Cry Wolf: Hay Mucha Crisis

I have come to the conclusion that many a Majorcan rather likes there being mucha crisis. It has become a comforting state of being over the past three to four years; comforting in that it allows any form of enquiry that might require the handing over of money or the taking of action to be met with a shrug and a smug look of superiority. Hay mucha crisis but my crisis is better than your crisis, or is it that it is not as bad as your crisis? There's mucha and then there's mucha. Or even muchísima.

The chanting of the c-word is so predictable that it has caused a disruption to normal, everyday, banal intercourse. What's the point of asking how things are going when you know beforehand that they are not going and that they are accompanied by mucha crisis. You can't ever be sure that there really is mucha crisis, but you can be sure that it is being used an excuse even if it is merely poca or ninguna.

Maybe there's a business to be made out of making t-shirts emblazoned with the legend "don't tell me there's a crisis", so that whenever you encounter a Majorcan in whatever situation it might be, he or she might be deterred from parroting the "HMC" line. Except no one would buy the t-shirt because there is of course mucha crisis. Or they might buy one so long as they are given a hefty discount or can pay in instalments, and also so long as you can go along and collect the instalments, only to find that they have no dinero because there is ... you guessed it.

If and when there is no longer mucha crisis, how are people going to cope? Crisis dependency has taken hold. It will require treatment at crisis addiction clinics to restore the crisis dependent to normality. But there's little chance of post-crisis Balearics having a health service that is sufficiently restored to good health to be able to cater for the needs of the crisis addicts. So deep is the health service in crisis that it will take years to pay off its debts, if they ever are to be paid off. 550 million euros in the red at the end of 2011. A mere bagatelle to pay off.

Want crisis? I mean, really want crisis? Then look no further than IB-Salut. Oh, it functions well enough, despite the debt, but it is an example of how mucha crisis can border on the inhumane, as is the case with immigrants from some African, Asian and South American countries who have little or no resources or who can't prove that they have and who are being denied a health card that would enable them to get health assistance.

All sorts of questions arise from this, such as having paid into the social security system or not, but don't let's think this is something confined to people from some part of deepest Africa. What if you're British but unable to prove that you have work? There seems some confusion among IB-Salut health centres. In fact, some don't really know, though one or two do. Get lost. Hay mucha crisis, and that's the end of the matter.

A correspondent asked the question of his local health centre (not that it affected him but he wanted to find out). If you are not working, then would you get a new health card? It would depend, came the answer. On what wasn't clear. Hay mucha crisis explained it all, or rather didn't explain anything.

Proving entitlement or having entitlement is reasonable, but what isn't is the confusion that is allowed to creep in with the mucha crisis shrug and justification. It is heartless, callous and confirms that it is the case that your crisis, if you are not Majorcan/Spanish, is worse. As the same correspondent puts it, even if you have lived in Majorca for years, you are still a foreigner and you can piss off.

There is mucha crisis, of course there is, and it is being experienced by all sorts of people. 25% unemployment in the Balearics.

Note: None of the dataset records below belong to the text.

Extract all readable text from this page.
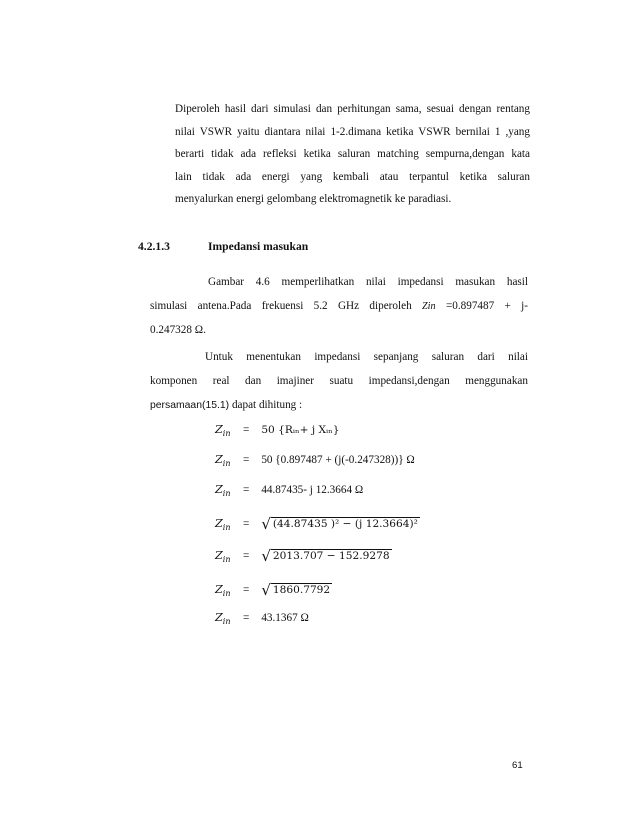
Diperoleh hasil dari simulasi dan perhitungan sama, sesuai dengan rentang
nilai VSWR yaitu diantara nilai 1-2.dimana ketika VSWR bernilai 1 ,yang
berarti tidak ada refleksi ketika saluran matching sempurna,dengan kata
lain tidak ada energi yang kembali atau terpantul ketika saluran
menyalurkan energi gelombang elektromagnetik ke paradiasi.
4.2.1.3	Impedansi masukan
Gambar 4.6 memperlihatkan nilai impedansi masukan hasil
simulasi antena.Pada frekuensi 5.2 GHz diperoleh Zin =0.897487 + j-
0.247328 Ω.
Untuk menentukan impedansi sepanjang saluran dari nilai
komponen real dan imajiner suatu impedansi,dengan menggunakan
persamaan(15.1) dapat dihitung :
$Z_{in} = 50$ {Rᵢₙ+ j Xᵢₙ}
$Z_{in} = 50$ {0.897487 + (j(-0.247328))} Ω
$Z_{in} = 44.87435-$ j 12.3664 Ω
$Z_{in}$ = √ (44.87435 )² − (j 12.3664)²
$Z_{in}$ = √ 2013.707 − 152.9278
$Z_{in}$ = √ 1860.7792
$Z_{in} = 43.1367$ Ω
61
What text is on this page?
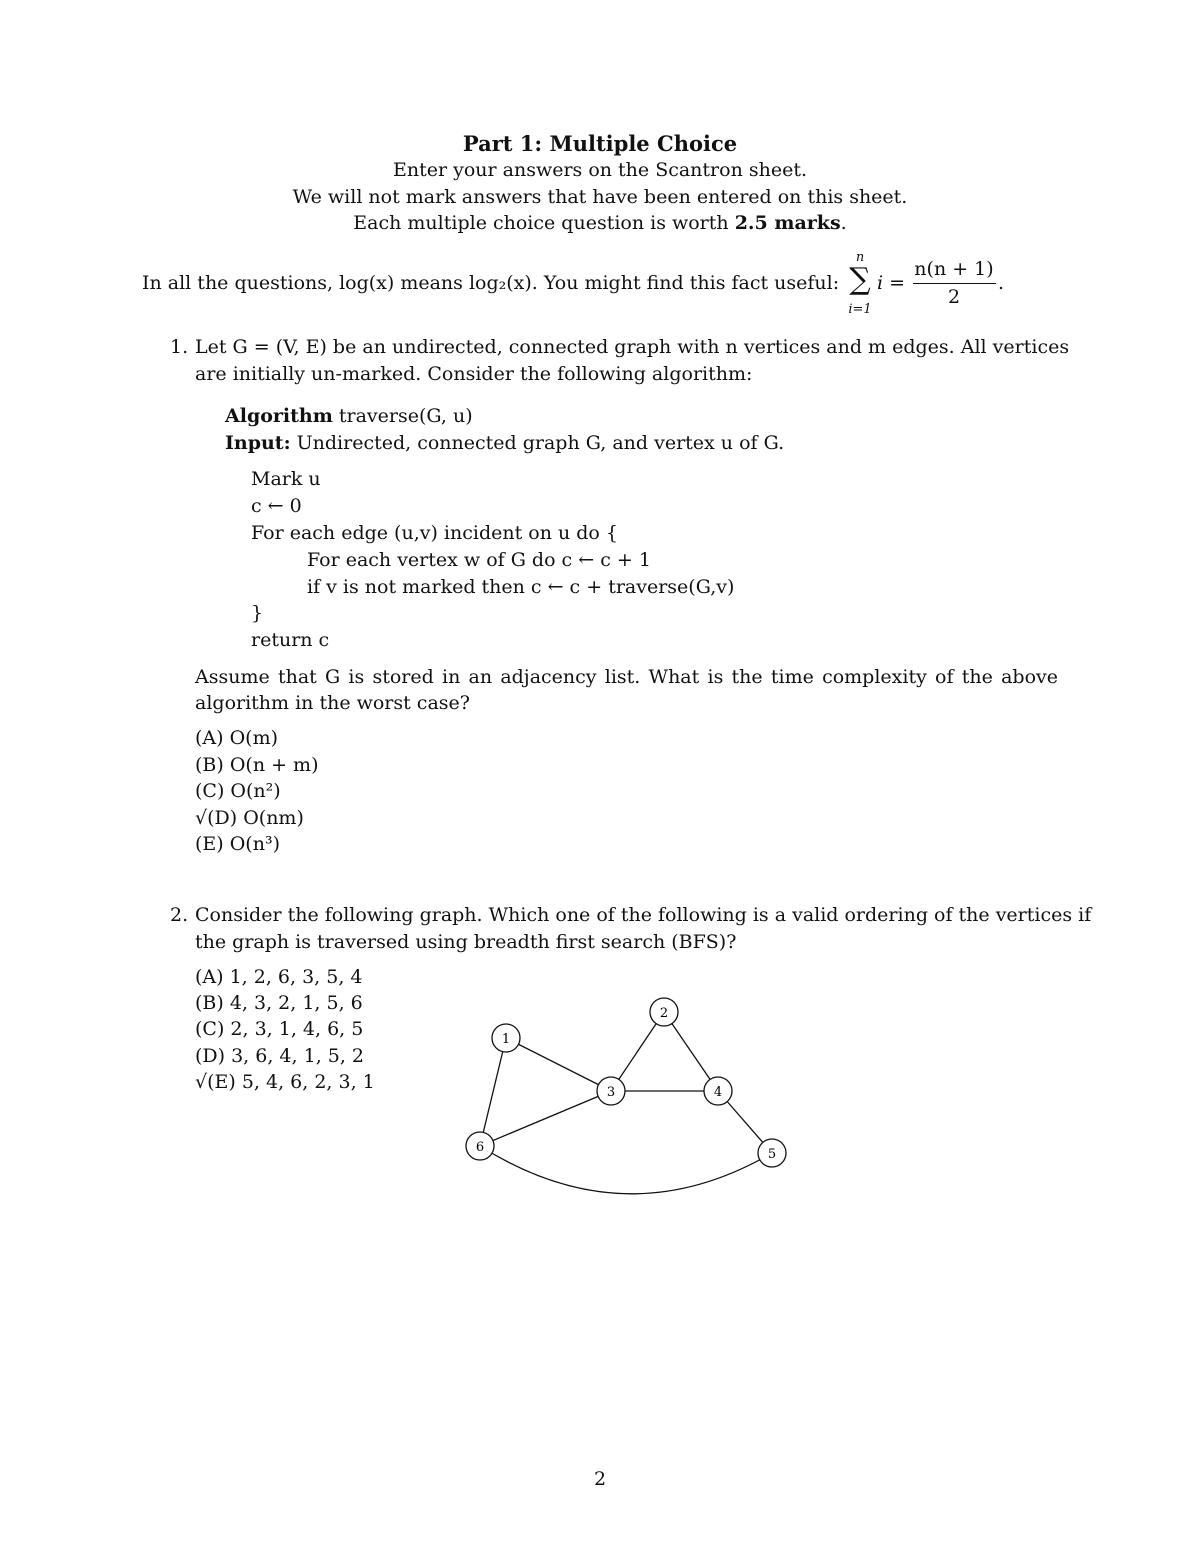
Part 1: Multiple Choice
Enter your answers on the Scantron sheet.
We will not mark answers that have been entered on this sheet.
Each multiple choice question is worth 2.5 marks.
In all the questions, log(x) means log₂(x). You might find this fact useful:
n
∑
i=1
i =
n(n + 1)
2
.
1. Let G = (V, E) be an undirected, connected graph with n vertices and m edges. All vertices
are initially un-marked. Consider the following algorithm:
Algorithm traverse(G, u)
Input: Undirected, connected graph G, and vertex u of G.
Mark u
c ← 0
For each edge (u,v) incident on u do {
For each vertex w of G do c ← c + 1
if v is not marked then c ← c + traverse(G,v)
}
return c
Assume that G is stored in an adjacency list. What is the time complexity of the above
algorithm in the worst case?
(A) O(m)
(B) O(n + m)
(C) O(n²)
√(D) O(nm)
(E) O(n³)
2. Consider the following graph. Which one of the following is a valid ordering of the vertices if
the graph is traversed using breadth first search (BFS)?
(A) 1, 2, 6, 3, 5, 4
(B) 4, 3, 2, 1, 5, 6
(C) 2, 3, 1, 4, 6, 5
(D) 3, 6, 4, 1, 5, 2
√(E) 5, 4, 6, 2, 3, 1
1
2
3	4
5
6
2
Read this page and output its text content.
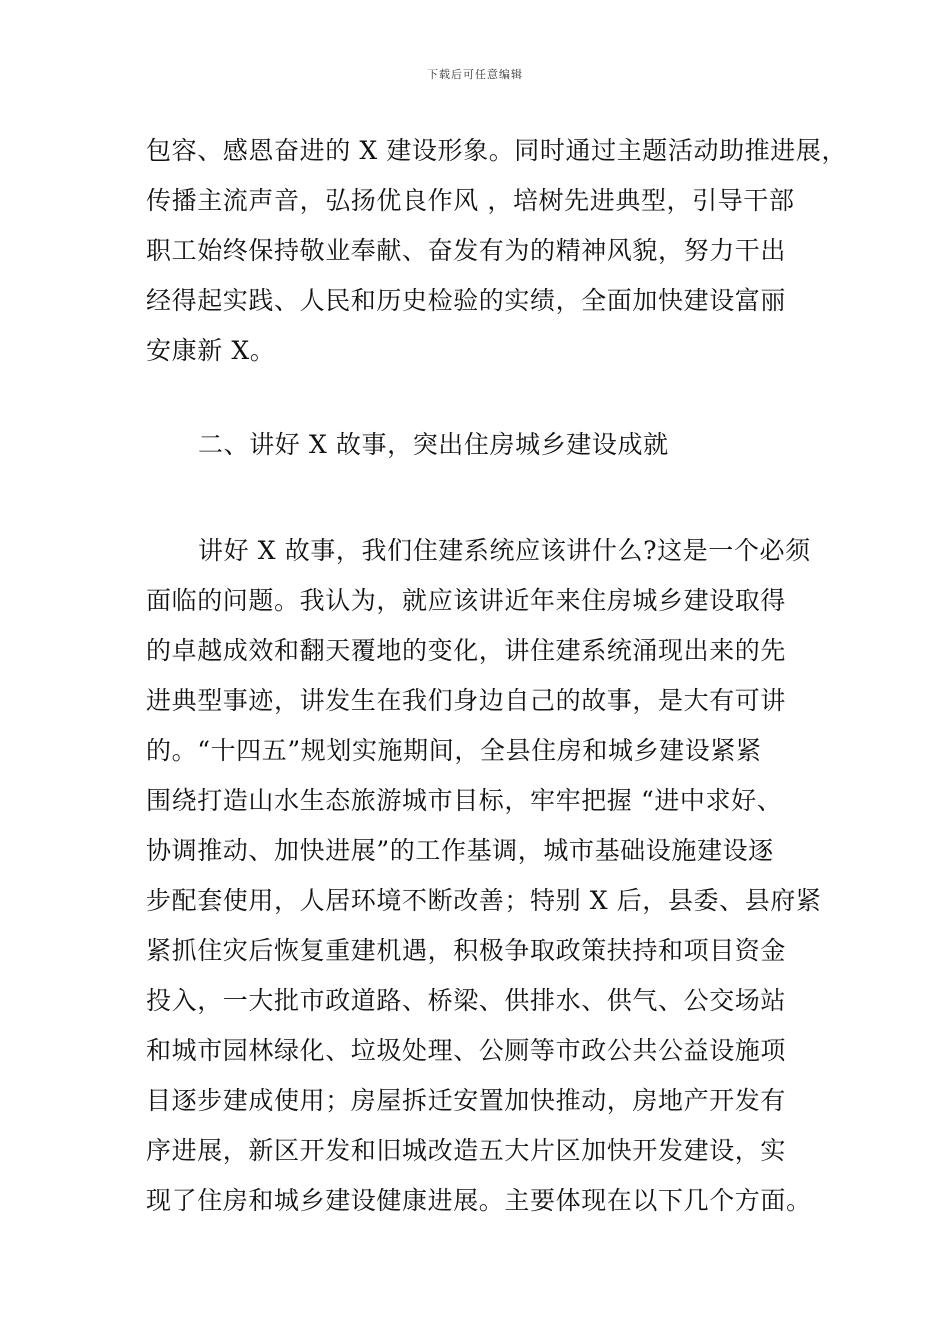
下载后可任意编辑
包容、感恩奋进的 X 建设形象。同时通过主题活动助推进展，
传播主流声音，弘扬优良作风 ，培树先进典型，引导干部
职工始终保持敬业奉献、奋发有为的精神风貌，努力干出
经得起实践、人民和历史检验的实绩，全面加快建设富丽
安康新 X。
二、讲好 X 故事，突出住房城乡建设成就
讲好 X 故事，我们住建系统应该讲什么?这是一个必须
面临的问题。我认为，就应该讲近年来住房城乡建设取得
的卓越成效和翻天覆地的变化，讲住建系统涌现出来的先
进典型事迹，讲发生在我们身边自己的故事，是大有可讲
的。“十四五”规划实施期间，全县住房和城乡建设紧紧
围绕打造山水生态旅游城市目标，牢牢把握 “进中求好、
协调推动、加快进展”的工作基调，城市基础设施建设逐
步配套使用，人居环境不断改善；特别 X 后，县委、县府紧
紧抓住灾后恢复重建机遇，积极争取政策扶持和项目资金
投入，一大批市政道路、桥梁、供排水、供气、公交场站
和城市园林绿化、垃圾处理、公厕等市政公共公益设施项
目逐步建成使用；房屋拆迁安置加快推动，房地产开发有
序进展，新区开发和旧城改造五大片区加快开发建设，实
现了住房和城乡建设健康进展。主要体现在以下几个方面。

Record number of households with everyone out of work. One in four people at risk of poverty or social exclusion. These people know about mucha crisis. It's the mucha crisis of the wolf-criers that makes so many despair. There's no sympathy when "hay mucha crisis", and they are down to their last finca or two.


* Just for those not up to speed with the native, "hay mucha crisis" (there is much crisis) is pronounced like "eye, moochah cree-sis".